Tra moglie (e figlie) e marito non mettere lo scudo fiscale. Nelle pieghe del rimpatrio di capitali detenuti all'estero, la vicenda di un costruttore del Nord – già immobiliarista di successo in Spagna negli anni Novanta – è per certi versi emblematica, oltre che molto italiana.

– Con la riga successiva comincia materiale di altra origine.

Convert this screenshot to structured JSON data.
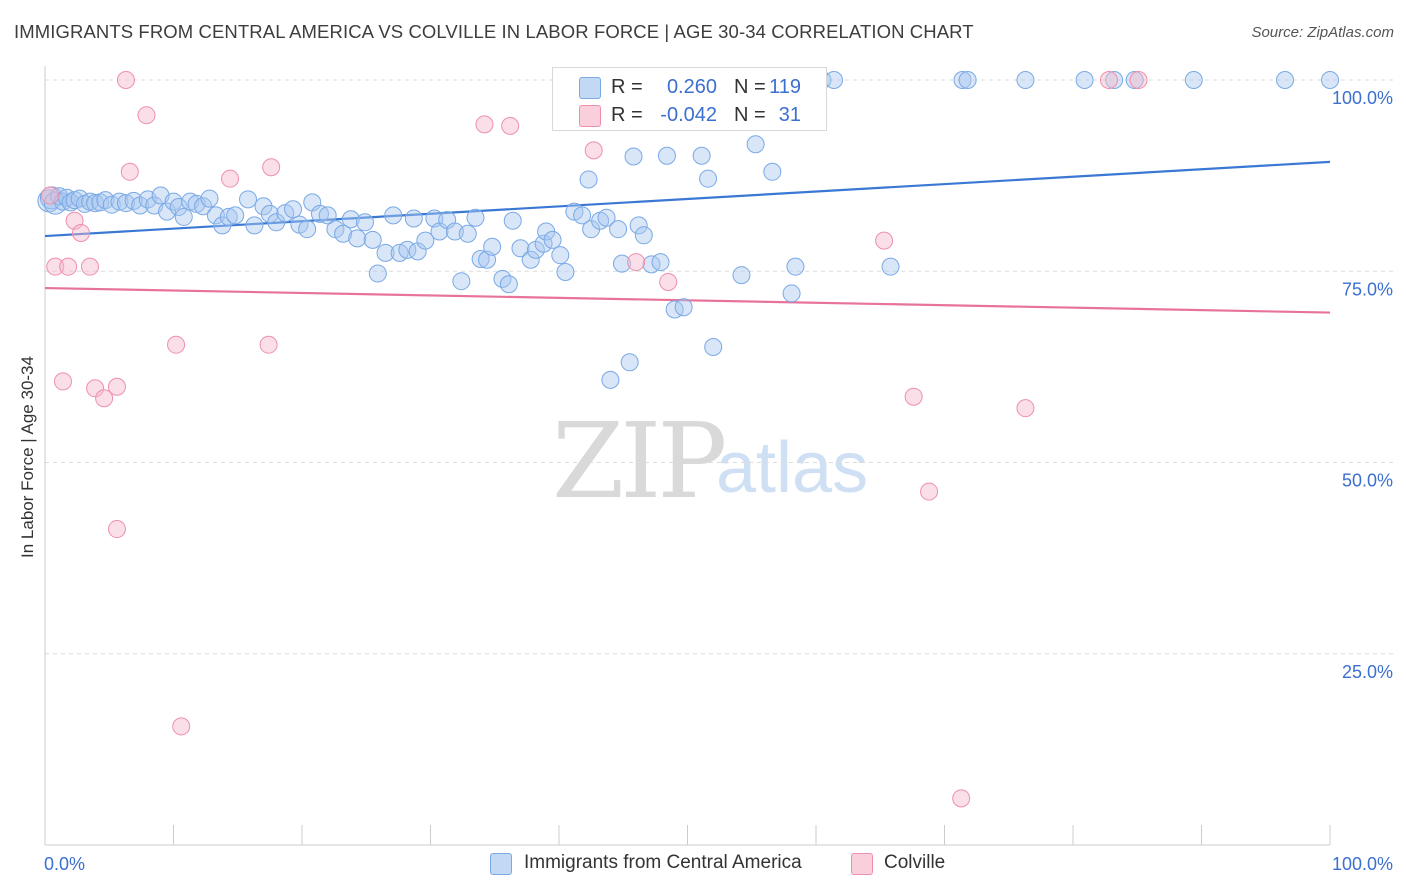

L'uomo, un settantenne già protagonista in patria del boom edilizio di fine anni '80, a pochi giorni dalla scadenza dello scudo è arrivato a scrivere ai ministri Angelino Alfano e Giulio Tremonti, e al direttore delle Entrate, Attilio Befera, perché lo «aiutino» a riportare sotto l'ombrello del Fisco la sua quota familiare di liquidi custoditi in tre banche svizzere e schermati da fondazioni di Liechtenstein e Panama: 32,5 milioni di euro congelati lassù certo grazie a qualche abile maneggio, ma che una giustizia lenta e un po' farraginosa continua ad allontanare invece che inseguire come dovrebbe. Un "ravvedimento operoso", tanto per restare sullo spartito, motivato da amor patrio? La realtà è meno poetica e racconta come, per eterogenesi dei fini, lo scudo possa diventare addirittura un'opportunità processuale. Sull'ingente patrimonio sono aperti procedimenti civili e penali in mezz'Italia e pure in Svizzera, dopo che moglie e figlie avrebbero sfilato al costruttore il suo "onesto" 50% della convenzione familiare anti-fisco: gli atti dicono che il movente della spoliazione integrale stia nello stile di vita troppo "brillante" dell'impresario durante la sua parabola spagnola. Questi, al rientro dell'avventura imprenditoriale iberica, e solo dopo aver dichiarato liquidi e immobili esteri in Unico 2004, scoprì poco alla volta di non aver più nemmeno le chiavi di casa. Da lì la battaglia giudiziaria, tra ricorsi d'urgenza e denunce per riciclaggio "familiare", che continua da cinque anni, tra palleggi negativi di competenza in Italia, rendiconti taroccati e ipotesi di infedele patrocinio in Svizzera. Un pugno di mosche, per il ravveduto contribuente, mentre tra pochi giorni la porta dello scudo chiude i battenti. Non resta che appellarsi ai ministri e al Fisco, proclamandosi colpevole e accusando i tempi della giustizia.